As the reverse transcriptase lacks a proofreading function, HBV has a high mutation rate. We’ve detected 6 mutation sites in our study. These sites we detected were also reported in other studies. Our results show that LMV resistance may be highly related to mutations at site rt204 of the YMDD motif. And another mutation position, rt180, which is also located in the YMDD motif and next to rt204 [6], always compensates for the mutation at rt204. These findings agree with the hypothesis that the most frequent mutations are rtL180M and rtM204I/V [23-26]. Otherwise, amino acid change at position rt181 in the RT domain could induce cross-resistance to Lamivudine and Adefovir [27,28], and rt173, rt207 and rt213 sites were known as the common compensatory mutations to confer reduction in susceptibility to Lamivudine [6,29].

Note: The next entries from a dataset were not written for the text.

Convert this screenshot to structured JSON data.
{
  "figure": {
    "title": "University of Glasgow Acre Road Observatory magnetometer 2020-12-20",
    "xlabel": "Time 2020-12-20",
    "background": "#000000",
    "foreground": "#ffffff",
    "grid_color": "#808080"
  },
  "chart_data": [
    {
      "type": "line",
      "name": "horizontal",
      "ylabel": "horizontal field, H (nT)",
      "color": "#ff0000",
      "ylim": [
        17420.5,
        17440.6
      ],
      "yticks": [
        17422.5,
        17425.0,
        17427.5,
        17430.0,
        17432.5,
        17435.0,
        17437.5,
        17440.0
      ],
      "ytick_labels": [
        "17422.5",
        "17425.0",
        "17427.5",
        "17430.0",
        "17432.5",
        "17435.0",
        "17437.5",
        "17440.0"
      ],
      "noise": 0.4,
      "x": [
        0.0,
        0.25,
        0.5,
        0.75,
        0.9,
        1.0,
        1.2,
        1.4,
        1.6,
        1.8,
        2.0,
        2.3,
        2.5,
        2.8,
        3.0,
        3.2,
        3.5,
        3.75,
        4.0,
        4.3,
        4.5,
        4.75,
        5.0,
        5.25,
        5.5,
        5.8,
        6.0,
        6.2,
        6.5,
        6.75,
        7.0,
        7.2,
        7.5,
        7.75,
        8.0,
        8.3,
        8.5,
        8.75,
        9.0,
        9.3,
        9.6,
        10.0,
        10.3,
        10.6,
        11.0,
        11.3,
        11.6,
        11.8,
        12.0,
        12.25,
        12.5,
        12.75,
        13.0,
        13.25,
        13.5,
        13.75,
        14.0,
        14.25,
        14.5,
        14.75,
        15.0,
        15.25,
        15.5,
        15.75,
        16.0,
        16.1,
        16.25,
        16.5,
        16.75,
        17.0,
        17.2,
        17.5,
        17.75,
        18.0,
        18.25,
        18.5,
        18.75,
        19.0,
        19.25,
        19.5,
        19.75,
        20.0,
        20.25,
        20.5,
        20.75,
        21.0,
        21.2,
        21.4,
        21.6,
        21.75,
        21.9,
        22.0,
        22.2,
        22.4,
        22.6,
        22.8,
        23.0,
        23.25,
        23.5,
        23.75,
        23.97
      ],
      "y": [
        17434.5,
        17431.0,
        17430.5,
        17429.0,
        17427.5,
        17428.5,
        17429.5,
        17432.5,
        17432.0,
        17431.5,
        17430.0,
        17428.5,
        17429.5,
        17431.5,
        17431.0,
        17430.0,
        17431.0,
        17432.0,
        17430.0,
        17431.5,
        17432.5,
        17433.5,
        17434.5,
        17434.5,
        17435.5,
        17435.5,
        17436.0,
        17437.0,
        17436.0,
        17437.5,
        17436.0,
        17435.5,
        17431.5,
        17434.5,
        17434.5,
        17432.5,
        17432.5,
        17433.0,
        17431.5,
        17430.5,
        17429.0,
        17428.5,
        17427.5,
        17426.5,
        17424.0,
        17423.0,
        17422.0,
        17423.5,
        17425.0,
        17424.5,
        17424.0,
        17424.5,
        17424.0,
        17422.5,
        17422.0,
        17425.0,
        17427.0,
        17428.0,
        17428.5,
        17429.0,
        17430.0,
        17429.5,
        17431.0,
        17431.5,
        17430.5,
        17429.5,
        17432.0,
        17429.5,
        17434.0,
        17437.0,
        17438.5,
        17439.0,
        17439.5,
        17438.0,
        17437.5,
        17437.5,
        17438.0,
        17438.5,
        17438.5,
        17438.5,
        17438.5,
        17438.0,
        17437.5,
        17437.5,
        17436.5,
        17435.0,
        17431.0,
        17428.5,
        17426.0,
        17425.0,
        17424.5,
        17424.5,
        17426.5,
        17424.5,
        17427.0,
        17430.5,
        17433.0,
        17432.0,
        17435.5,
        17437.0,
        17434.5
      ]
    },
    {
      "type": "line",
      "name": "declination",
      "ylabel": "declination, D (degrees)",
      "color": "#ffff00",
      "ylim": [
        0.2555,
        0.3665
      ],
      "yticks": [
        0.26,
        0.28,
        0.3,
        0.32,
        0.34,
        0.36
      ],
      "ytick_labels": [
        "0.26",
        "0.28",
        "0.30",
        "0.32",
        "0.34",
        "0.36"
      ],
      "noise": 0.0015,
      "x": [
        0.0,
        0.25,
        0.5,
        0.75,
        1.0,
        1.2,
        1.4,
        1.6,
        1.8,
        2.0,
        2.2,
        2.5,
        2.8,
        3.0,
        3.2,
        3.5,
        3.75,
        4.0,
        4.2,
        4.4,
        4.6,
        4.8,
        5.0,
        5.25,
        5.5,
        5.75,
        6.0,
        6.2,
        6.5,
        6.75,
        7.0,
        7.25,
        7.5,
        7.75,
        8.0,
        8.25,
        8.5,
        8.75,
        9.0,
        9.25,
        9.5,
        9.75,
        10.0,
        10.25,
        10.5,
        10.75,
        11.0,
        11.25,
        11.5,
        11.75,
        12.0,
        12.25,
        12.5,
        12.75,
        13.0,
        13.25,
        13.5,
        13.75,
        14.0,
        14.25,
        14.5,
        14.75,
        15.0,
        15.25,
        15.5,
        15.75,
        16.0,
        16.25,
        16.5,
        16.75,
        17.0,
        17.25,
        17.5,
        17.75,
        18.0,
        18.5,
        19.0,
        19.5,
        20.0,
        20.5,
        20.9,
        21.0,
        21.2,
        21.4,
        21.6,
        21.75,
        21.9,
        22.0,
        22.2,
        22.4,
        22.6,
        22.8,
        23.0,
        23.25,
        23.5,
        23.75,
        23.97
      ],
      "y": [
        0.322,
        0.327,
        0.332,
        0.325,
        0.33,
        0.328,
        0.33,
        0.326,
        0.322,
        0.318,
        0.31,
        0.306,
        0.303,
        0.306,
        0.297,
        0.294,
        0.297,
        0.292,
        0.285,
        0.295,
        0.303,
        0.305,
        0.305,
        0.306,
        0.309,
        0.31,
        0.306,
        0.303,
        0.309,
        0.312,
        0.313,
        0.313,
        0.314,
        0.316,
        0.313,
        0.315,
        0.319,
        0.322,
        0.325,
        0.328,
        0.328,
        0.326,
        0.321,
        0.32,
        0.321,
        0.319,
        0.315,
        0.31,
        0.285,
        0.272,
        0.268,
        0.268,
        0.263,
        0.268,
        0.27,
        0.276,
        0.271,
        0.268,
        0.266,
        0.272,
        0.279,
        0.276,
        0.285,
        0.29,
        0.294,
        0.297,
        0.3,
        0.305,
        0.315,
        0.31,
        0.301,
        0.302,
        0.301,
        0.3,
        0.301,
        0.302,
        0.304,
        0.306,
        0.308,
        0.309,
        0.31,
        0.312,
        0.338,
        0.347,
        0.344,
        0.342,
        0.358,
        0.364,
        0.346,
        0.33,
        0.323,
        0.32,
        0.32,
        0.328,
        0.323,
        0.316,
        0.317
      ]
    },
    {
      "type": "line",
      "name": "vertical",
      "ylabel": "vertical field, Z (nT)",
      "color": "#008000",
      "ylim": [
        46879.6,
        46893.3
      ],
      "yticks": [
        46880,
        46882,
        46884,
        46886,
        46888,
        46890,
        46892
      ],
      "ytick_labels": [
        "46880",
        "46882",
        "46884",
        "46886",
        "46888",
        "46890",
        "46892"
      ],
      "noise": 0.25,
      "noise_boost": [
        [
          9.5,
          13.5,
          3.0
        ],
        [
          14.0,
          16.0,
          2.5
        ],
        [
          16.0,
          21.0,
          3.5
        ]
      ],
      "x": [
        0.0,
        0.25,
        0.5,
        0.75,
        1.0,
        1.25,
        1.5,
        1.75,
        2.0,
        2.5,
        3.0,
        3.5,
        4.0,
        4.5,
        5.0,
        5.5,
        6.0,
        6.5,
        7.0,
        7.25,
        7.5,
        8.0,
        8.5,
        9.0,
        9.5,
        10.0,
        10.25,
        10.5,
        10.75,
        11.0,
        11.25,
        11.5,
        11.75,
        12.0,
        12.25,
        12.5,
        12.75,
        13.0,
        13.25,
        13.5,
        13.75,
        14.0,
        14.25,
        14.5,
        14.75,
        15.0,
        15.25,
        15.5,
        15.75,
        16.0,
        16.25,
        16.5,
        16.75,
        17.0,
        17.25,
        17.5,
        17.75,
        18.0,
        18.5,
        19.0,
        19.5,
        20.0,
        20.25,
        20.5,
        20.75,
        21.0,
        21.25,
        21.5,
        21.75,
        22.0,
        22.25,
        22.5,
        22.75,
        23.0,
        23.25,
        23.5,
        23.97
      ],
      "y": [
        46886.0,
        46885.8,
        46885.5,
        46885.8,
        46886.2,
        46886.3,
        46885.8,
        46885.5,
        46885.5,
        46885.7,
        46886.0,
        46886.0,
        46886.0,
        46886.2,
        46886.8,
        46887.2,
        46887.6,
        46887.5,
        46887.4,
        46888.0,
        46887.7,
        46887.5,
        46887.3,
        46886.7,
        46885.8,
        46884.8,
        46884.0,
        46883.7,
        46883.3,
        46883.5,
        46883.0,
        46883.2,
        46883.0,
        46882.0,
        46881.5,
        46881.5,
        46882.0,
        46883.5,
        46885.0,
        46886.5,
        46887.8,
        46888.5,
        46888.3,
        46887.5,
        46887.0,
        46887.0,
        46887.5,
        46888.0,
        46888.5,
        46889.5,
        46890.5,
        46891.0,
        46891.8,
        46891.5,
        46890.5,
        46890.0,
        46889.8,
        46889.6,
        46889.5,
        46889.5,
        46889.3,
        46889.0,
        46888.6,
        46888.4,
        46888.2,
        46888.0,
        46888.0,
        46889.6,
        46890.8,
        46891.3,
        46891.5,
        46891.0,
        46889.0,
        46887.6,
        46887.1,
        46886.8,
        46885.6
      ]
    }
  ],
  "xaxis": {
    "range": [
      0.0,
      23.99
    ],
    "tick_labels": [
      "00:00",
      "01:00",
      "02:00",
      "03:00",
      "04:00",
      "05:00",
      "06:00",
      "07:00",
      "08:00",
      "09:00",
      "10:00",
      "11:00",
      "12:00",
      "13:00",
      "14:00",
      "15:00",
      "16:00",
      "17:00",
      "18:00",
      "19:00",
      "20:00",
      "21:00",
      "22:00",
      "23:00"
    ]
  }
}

According to a previous study, about one-third of CHB patients had rt204 mutation [20]. The frequency of rt204 mutation in our study was 42.16% (78/185); 96.30% of the patients with rtM204V also had rtL180M, while 93.48% of the patients with rtM204I did not. This verifies that the rtM204V mutations are always accompanied by rtL180M, while rtM204I mutations are not [30]. The pattern of rtM204I alone was predominantly observed (36.26%), followed by rtM204V + rtL180M (23.08%). The rtM204I alone mutation in genotype B (45.61%) was significantly more frequent than that in genotype C (20.59%) (χ2=5.77, P<0.05). Xu LJ et al. [22] reported the incidence rate of rtA181V/T mutation in genotype C was significantly higher than that in genotype B. We also identified this mutation; however, the frequencies are basically the same as in genotypes B and C. The clinical significance of this mutation requires further investigation. Other mutations and mixed combinations were also observed (rtM204I+rtV207M/L, rtM204I+rtV173L, rtM204I+rtS213T, rtM204V+rtL180M+rtV173L/M, rtM204V+rtL180M+rtV207M, rtM204I/V+rtL180M+rtS213T), but with the relatively small sample size in this study, it would be inappropriate to draw strong conclusions on the distributions of those genotypes in southern China. We intend to expand the sample size to improve this part of the data in future research.

Conclusions

Our study concludes that LMV has very high resistance incidence, and HBV with genotypes B and C are the main prevalent strains among CHB patients in southern China. There was no significant difference between genotype B and genotype C in the incidence of LMV resistance. The RtM204I pattern in LMV-resistant patients infected with genotype B HBV is much more common than that in patients infected with genotype C HBV. Considering the general prevalence of LMV resistance in southern China, testing before treatment is a rational practice for optimal therapeutic decision-making.